Coordination with affordable insurance exchanges has enabled people to apply for the insurance using one application and have their suitability determined by programs that ensure all insurance are affordable through one separate process. Benefits is another element that ensures insurance is affordable (Rak and Janis 2013 p 317). Furthermore, community-based long-term services and support helps in funding improvements and programs to assist people to get the services in their community and homes. Quality of care and delivery system, prevent, program for children health insurance, dual eligible, provider payments, program integrity, and program transparency are other important elements.

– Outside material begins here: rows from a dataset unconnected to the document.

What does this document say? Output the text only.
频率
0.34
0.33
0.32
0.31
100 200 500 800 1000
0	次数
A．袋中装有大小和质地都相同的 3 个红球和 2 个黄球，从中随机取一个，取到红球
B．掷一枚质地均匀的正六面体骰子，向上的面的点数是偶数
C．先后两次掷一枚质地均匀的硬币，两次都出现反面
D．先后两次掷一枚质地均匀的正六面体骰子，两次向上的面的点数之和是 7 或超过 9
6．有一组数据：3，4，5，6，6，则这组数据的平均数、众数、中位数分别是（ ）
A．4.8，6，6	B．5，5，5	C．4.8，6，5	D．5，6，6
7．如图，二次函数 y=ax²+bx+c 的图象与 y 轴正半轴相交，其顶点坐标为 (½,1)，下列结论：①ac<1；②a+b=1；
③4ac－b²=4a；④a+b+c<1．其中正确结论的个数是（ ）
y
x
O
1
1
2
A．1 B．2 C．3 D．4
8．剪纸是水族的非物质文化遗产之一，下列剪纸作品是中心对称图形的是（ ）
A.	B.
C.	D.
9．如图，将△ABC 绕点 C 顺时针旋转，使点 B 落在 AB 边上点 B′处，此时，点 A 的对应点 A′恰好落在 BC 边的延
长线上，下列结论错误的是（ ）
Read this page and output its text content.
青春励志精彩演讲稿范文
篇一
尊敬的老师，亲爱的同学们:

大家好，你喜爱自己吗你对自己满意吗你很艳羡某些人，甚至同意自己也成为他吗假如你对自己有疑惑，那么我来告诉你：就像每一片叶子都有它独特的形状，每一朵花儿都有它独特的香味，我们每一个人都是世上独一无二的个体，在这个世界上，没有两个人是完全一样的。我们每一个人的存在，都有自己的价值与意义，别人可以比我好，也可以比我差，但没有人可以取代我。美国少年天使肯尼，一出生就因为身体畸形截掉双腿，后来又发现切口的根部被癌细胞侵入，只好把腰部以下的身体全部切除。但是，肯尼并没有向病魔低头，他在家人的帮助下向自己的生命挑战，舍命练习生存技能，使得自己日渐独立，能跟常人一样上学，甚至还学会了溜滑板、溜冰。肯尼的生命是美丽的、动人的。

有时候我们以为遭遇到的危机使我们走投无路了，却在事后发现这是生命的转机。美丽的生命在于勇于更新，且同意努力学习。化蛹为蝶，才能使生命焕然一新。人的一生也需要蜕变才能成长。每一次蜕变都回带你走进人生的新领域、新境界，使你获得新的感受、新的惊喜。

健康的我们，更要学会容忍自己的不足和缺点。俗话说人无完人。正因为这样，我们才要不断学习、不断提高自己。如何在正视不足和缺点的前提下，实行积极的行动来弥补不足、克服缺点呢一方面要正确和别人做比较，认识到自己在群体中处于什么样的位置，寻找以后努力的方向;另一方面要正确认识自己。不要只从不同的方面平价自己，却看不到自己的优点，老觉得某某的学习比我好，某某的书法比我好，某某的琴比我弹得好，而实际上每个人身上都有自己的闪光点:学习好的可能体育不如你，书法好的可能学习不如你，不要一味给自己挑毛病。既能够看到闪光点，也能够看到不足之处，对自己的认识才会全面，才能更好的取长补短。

The problems that the care have addressed include the higher cost of healthcare where the act as provisions to ensure the financing is assisted by the federal government and to provide more choice to the citizens. It also ensures there is improvement in service quality provided by the facilities and ensure that health insurance companies are held accountable.
Cost of ACA
The anticipated cost of the affordable care act is that it is becoming a lot less accessible to many citizens. It is estimated that more than twenty million people who were uninsured are currently covered, and above thirty percent will be covered by 2018. Many insurance policies of these actions are sold at marketplaces
Adoption of the act attracts more spending by the state. Money that supports the care comes from Medicaid expansion where ACA provides cash to State to enable them to expand suitability of Americans under the age of 65 who are 133% of the federal poverty limited. A tax credit that is charged on families and individuals whose income is four times the national poverty level that is $43,420 and $88,200 for individual and families respectively who are not eligible for employer-sponsored insurance, Medicaid, or other acceptable coverage (Rak and Janis 2013 p 317). Cost-sharing subsidies that apply to persons and families who are not qualified plan in silver level of coverage. Finally, from a new high-risk insurance pool that designates about fifty million dollars to create a program that gives stopgap coverage to the medically uninsured and federal agencies administrative cost.
Conclusion
Access to a better care service is a fundamental right of every citizen. Due to that individuals have strived to acquire insurance covers and the federal government to have to develop managed care to help most of its citizens. In this paper, various aspects of insurances have been addressed to improve understanding of health insurance. Co-insurance, free service delivery, and affordable care act have been highlighted. More on ACA elements, the problem solved, anticipated cost, financing also have been explored.
References
Rak, S., & Janis Coffin DO, F. A. A. F. P. (2013). Affordable care act. The Journal of medical practice management: MPM, 28(5), 317.
Smith, J. C., & Medalia, C. (2014). Health insurance coverage in the United States: 2013. Washington, DC: US Department of Commerce, Economics and Statistics Administration, Bureau of the Census.